The years that followed were subdued and almost insignificant. She would pursue her parental duties to the hilt. She would work on token hours but would concentrate more in nurturing her growing brood. This at a time when her spouse would attempt to short cut enterprises to the detriment of her savings. They would found themselves badly in debt and this would push the spouse to go abroad to try his luck. He never came back and worst, never heard anything from him. Overseas work at that time was still a big gamble, a great threat and there was no government support as yet. Those with less luck become victims and were considered goners. My sister as a consequence has to fulfil even the other half of the responsibility and this was where my sister would shine. She has a knack to recover at the direst moment and this she would move up.

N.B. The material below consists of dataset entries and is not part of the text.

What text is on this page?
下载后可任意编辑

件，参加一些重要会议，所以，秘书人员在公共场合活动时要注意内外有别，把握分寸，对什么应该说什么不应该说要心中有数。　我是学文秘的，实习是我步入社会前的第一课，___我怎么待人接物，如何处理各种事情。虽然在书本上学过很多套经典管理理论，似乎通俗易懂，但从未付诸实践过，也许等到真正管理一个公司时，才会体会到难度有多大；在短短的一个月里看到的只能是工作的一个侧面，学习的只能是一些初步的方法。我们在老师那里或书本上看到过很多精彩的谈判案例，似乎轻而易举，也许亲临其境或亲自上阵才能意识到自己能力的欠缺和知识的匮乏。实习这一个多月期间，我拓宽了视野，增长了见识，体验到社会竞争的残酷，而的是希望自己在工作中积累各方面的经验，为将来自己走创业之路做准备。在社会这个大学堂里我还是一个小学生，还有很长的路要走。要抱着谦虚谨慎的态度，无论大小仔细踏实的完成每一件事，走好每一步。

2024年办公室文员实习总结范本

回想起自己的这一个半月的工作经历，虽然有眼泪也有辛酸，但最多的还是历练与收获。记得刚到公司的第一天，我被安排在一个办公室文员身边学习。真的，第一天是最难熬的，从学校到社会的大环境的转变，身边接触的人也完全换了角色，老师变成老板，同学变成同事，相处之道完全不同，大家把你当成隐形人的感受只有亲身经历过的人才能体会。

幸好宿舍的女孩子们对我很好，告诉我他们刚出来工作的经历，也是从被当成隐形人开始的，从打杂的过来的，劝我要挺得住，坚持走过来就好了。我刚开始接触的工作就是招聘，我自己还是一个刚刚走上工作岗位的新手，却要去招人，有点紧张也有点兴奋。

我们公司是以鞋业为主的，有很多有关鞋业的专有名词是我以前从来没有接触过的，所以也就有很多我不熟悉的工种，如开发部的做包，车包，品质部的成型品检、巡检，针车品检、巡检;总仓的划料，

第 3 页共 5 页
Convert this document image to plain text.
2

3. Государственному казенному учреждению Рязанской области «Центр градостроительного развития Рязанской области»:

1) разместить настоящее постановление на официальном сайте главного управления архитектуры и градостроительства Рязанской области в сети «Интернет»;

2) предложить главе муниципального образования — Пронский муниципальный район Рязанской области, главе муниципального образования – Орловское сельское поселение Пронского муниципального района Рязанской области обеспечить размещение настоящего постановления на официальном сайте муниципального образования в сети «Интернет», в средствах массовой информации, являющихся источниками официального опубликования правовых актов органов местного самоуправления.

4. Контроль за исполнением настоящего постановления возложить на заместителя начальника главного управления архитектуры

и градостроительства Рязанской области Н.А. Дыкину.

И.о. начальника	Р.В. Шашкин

She would move from one academic institution to another, from the University of Life to a UN based Colombo Staff College. Here she would exude in her usual gait for scholarship and competence in administration. At times she would be disturbed by the intrigues and intramurals of petty professional jealousy but she would come out of it unscathed. She would be recognized until the agency would become her world. She would also be the toast of her friends and peers and eventually would be nominated to represent the agency in all their international conferences.
She rejoiced seeing the world. She was literally on international flight almost on a monthly basis. She could have earned her flight wings earlier than most pilots are at the rate she was moving. In a year’s time, she was more than what the Spanish conquistadores have done in their travels for 30 years! She has been in USA, in Asia Minor, in South East Asia, everywhere in world. And she was utterly delighted by such exposures. She has completed her education and has become a rounded professional. I was pleading for her, this time, to write a book. She owes the world and history this consideration.
Yet the travel bug has diminished her work and she would even multitask if only to express her unlimited enthusiasm until she felt something strange. She has forgotten her health, having been focused all through out with her cross- country lectureships. Her body waived and she must for a while recuperate. In an instant, she was already under medical examination and that forced her to lay low. That compelled her to check her pulse and everything about her physical fitness. That made her realizes that she could only stretch herself to some limits. She has indeed exceeded and mortally challenged the gods of adventure. This time around she must find time to contemplate and renew her contract with reality. Time to reflect and well, recharge if only to reclaim for lost time and adventure further.